4. b(9)=1, so the product of the first and second terms corresponding to the 9th term is 1; The difference series is the sum of the corresponding terms before and after is 0. Generally, when encountering equal differences, the sum is considered, and the equal ratio is considered the product.

1.Let the four roots be a, b, c, d, a2(1) From the recursive relation, a(n+1)+2(n+1)-1=2(a(n)+2n-1), so that b(n)=a(n)+2n-1

Then b(n+1)=2b(n), it is not difficult below.

2) 1 (a(n+1)-1)+1 3=3(1 (a(n)-1)+1 3), order from the recursive relation.

b(n)=1 (a(n)-1)+1 3, then b(n+1)=3b(n), and then sit down.

The secondary root number (c(1)*c(2)*....c(n)) is a proportional series.

n<17

d=7/4，c=3/4，d=5/4

a(n+1)+2(n+1)-1b(n)=1 (a(n)-1)+1 3, then b(n+1)=3 b(n1 (a(n+1)-1)+1 3=3(1

d(n)=n root number(c(1)*c(2)*....c(n)) is a proportional series.

a(n)-1)+1/3),=2（a(n)+2n-1）.b(1)*b(2)*…b(n)=b(1)*b(2)*…b(17-n),n<17

Hello, I am helping you to inquire about the relevant information and will reply to you immediately!!
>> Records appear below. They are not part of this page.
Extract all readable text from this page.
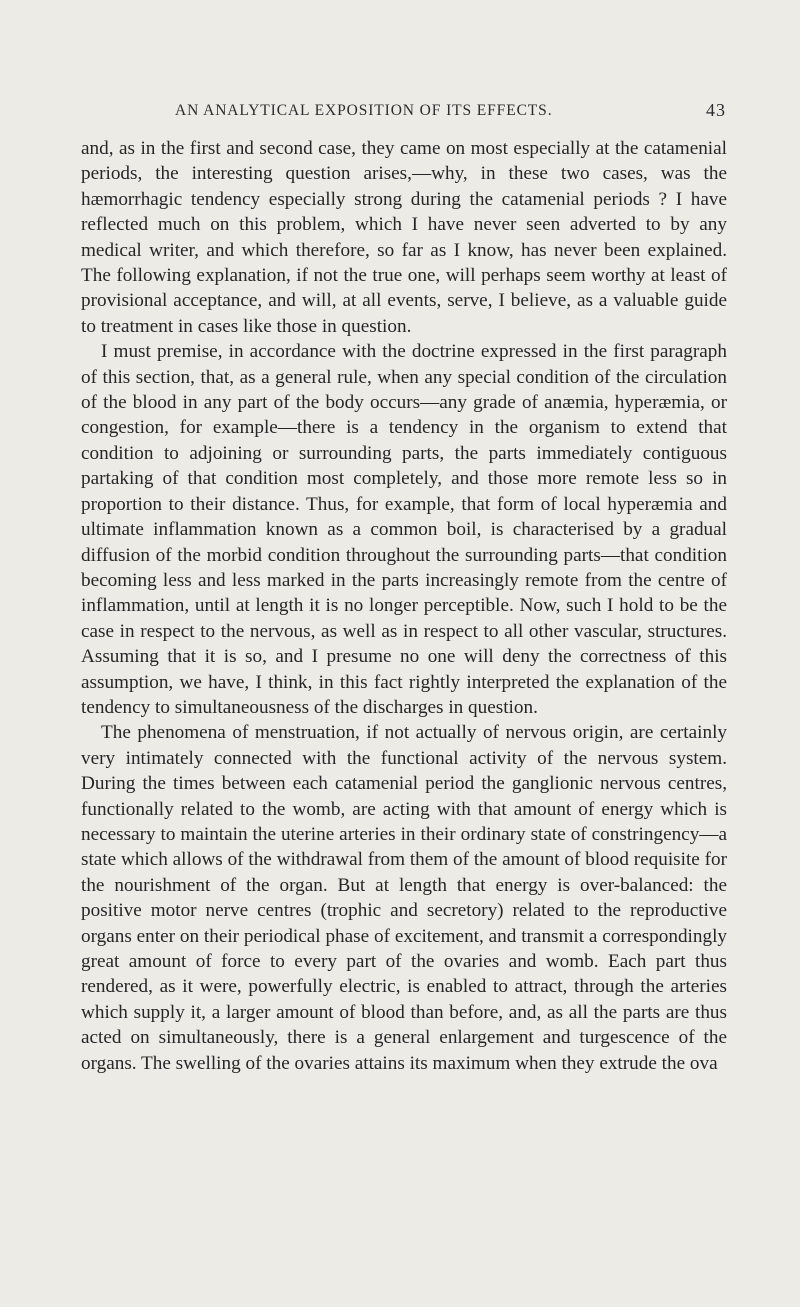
AN ANALYTICAL EXPOSITION OF ITS EFFECTS.	43

and, as in the first and second case, they came on most especially at the catamenial periods, the interesting question arises,—why, in these two cases, was the hæmorrhagic tendency especially strong during the catamenial periods ? I have reflected much on this problem, which I have never seen adverted to by any medical writer, and which therefore, so far as I know, has never been explained. The following explanation, if not the true one, will perhaps seem worthy at least of provisional acceptance, and will, at all events, serve, I believe, as a valuable guide to treatment in cases like those in question.

I must premise, in accordance with the doctrine expressed in the first paragraph of this section, that, as a general rule, when any special condition of the circulation of the blood in any part of the body occurs—any grade of anæmia, hyperæmia, or congestion, for example—there is a tendency in the organism to extend that condition to adjoining or surrounding parts, the parts immediately contiguous partaking of that condition most completely, and those more remote less so in proportion to their distance. Thus, for example, that form of local hyperæmia and ultimate inflammation known as a common boil, is characterised by a gradual diffusion of the morbid condition throughout the surrounding parts—that condition becoming less and less marked in the parts increasingly remote from the centre of inflammation, until at length it is no longer perceptible. Now, such I hold to be the case in respect to the nervous, as well as in respect to all other vascular, structures. Assuming that it is so, and I presume no one will deny the correctness of this assumption, we have, I think, in this fact rightly interpreted the explanation of the tendency to simultaneousness of the discharges in question.

The phenomena of menstruation, if not actually of nervous origin, are certainly very intimately connected with the functional activity of the nervous system. During the times between each catamenial period the ganglionic nervous centres, functionally related to the womb, are acting with that amount of energy which is necessary to maintain the uterine arteries in their ordinary state of constringency—a state which allows of the withdrawal from them of the amount of blood requisite for the nourishment of the organ. But at length that energy is over-balanced: the positive motor nerve centres (trophic and secretory) related to the reproductive organs enter on their periodical phase of excitement, and transmit a correspondingly great amount of force to every part of the ovaries and womb. Each part thus rendered, as it were, powerfully electric, is enabled to attract, through the arteries which supply it, a larger amount of blood than before, and, as all the parts are thus acted on simultaneously, there is a general enlargement and turgescence of the organs. The swelling of the ovaries attains its maximum when they extrude the ova
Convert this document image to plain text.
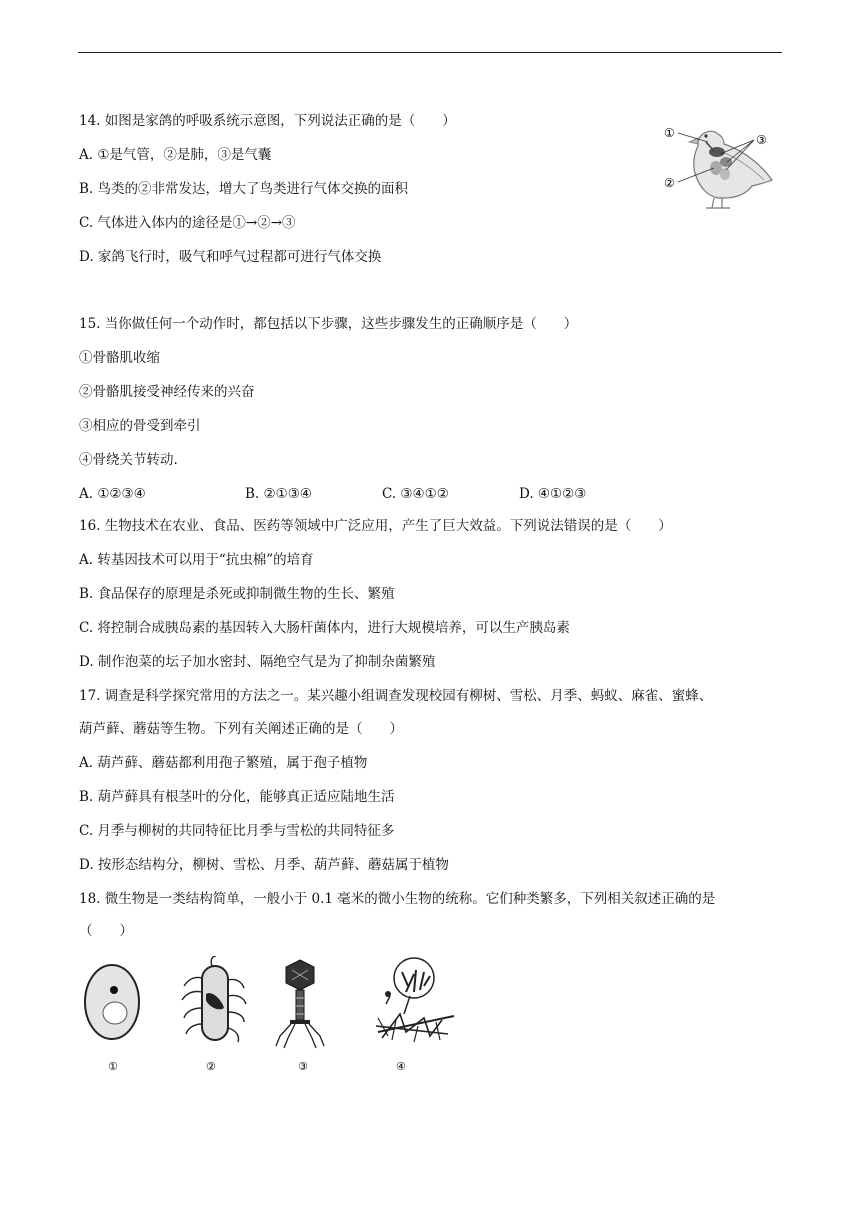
14. 如图是家鸽的呼吸系统示意图，下列说法正确的是（　　）
A. ①是气管，②是肺，③是气囊
B. 鸟类的②非常发达，增大了鸟类进行气体交换的面积
C. 气体进入体内的途径是①→②→③
D. 家鸽飞行时，吸气和呼气过程都可进行气体交换
①
②
③
15. 当你做任何一个动作时，都包括以下步骤，这些步骤发生的正确顺序是（　　）
①骨骼肌收缩
②骨骼肌接受神经传来的兴奋
③相应的骨受到牵引
④骨绕关节转动.
A. ①②③④	B. ②①③④	C. ③④①②	D. ④①②③
16. 生物技术在农业、食品、医药等领域中广泛应用，产生了巨大效益。下列说法错误的是（　　）
A. 转基因技术可以用于“抗虫棉”的培育
B. 食品保存的原理是杀死或抑制微生物的生长、繁殖
C. 将控制合成胰岛素的基因转入大肠杆菌体内，进行大规模培养，可以生产胰岛素
D. 制作泡菜的坛子加水密封、隔绝空气是为了抑制杂菌繁殖
17. 调查是科学探究常用的方法之一。某兴趣小组调查发现校园有柳树、雪松、月季、蚂蚁、麻雀、蜜蜂、
葫芦藓、蘑菇等生物。下列有关阐述正确的是（　　）
A. 葫芦藓、蘑菇都利用孢子繁殖，属于孢子植物
B. 葫芦藓具有根茎叶的分化，能够真正适应陆地生活
C. 月季与柳树的共同特征比月季与雪松的共同特征多
D. 按形态结构分，柳树、雪松、月季、葫芦藓、蘑菇属于植物
18. 微生物是一类结构简单，一般小于 0.1 毫米的微小生物的统称。它们种类繁多，下列相关叙述正确的是
（　　）
①	②	③	④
Here we have found the relevant answer for you: the general formula for the difference series is a n=a 1+(n-1)d, so a (i+2)-a i=a 1+(i+2-1)d-[a 1+(i-1)d]=2d is true in all cases. And then the other way around, a (i+2)-a i=2d does not guarantee a series of equal differences, e.g. 0, 0, 2d, 2d, 4d, 4d, etcThis is true, but it is clearly not a series of equal differences.

an+an+1-[a(n-1)+an]=d+d=2d(n is greater than or equal to 2), do you understand? Specializes in high school math.

Basic Measurement Method.

Because of the proportional series, the formula an=a1*q n-1a5 a4=a1q 4 a1q 3 =q is used

Similarly, a3 a2=q

Again, a2 a1=q

Because q is a constant (considered known).

So a1 a2=a3 a2=a4 a3=a5 a4 so a1, a2, a3, a4, a5 are in equal proportions.